The petition charged W.K. with two counts of aggravated assault (counts 1 & 2) without specifying any factual distinction between the two counts. At the jurisdictional hearing, the parties did not identify any separate conduct that would give rise to two counts of aggravated assault rather than one. In setting forth its ruling at the conclusion of the jurisdictional hearing, the juvenile court found both counts 1 and 2 to be true. It stated, "I am finding Count 2 to be the major count, and obviously Count 1 and Count 3 [the battery count] are subsumed in Count 2." After W.K.'s attorney asked for clarification as to whether the "court is finding that there were two separate incidents," the juvenile court stated, "No, I'm finding one incident. . . . In other words, they are just different ways."
It is axiomatic that, a "defendant may not be subjected to multiple convictions based upon a single, indivisible act or omission in violation of a single statute." (People v. Gardner (1979) 90 Cal.App.3d 42, 47-48, italics omitted; see also People v. Lewis (1978) 77 Cal.App.3d 455, 461 ["a defendant may not be subjected to multiple convictions for only one criminal act"].) Related to this concept is the rule that a "defendant . . . cannot be convicted of both an offense and a lesser offense necessarily included within that offense, based upon his or her commission of the identical act." (People v. Sanchez (2001) 24 Cal.4th 983, 987.)
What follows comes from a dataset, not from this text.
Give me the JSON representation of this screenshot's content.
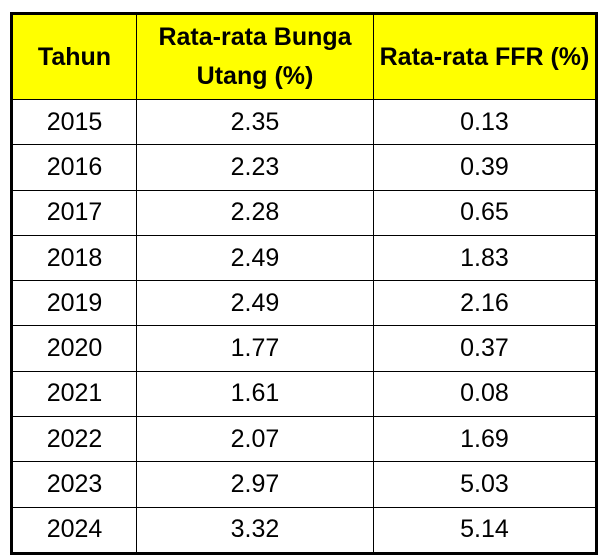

Here, there is no dispute that the two counts of aggravated assault were based on the commission of identical acts. The juvenile court found that the two counts were based on the same incident, and the attorney general concedes that "the record contains no evidentiary basis upon which to hold [W.K.] criminally liable for two separate acts of aggravated assault with a [great bodily injury] enhancement." Indeed, the Attorney General concedes that count 1 should be reversed.
Accordingly, because a defendant may not be subjected to multiple convictions for violating the same statutory provision based on the same act, we reverse the juvenile court's true finding as to count 1.
DISPOSITION
The juvenile court's true finding as to count 1 is reversed. In all other respects we affirm.
WE CONCUR: BENKE, Acting P. J., HALLER, J.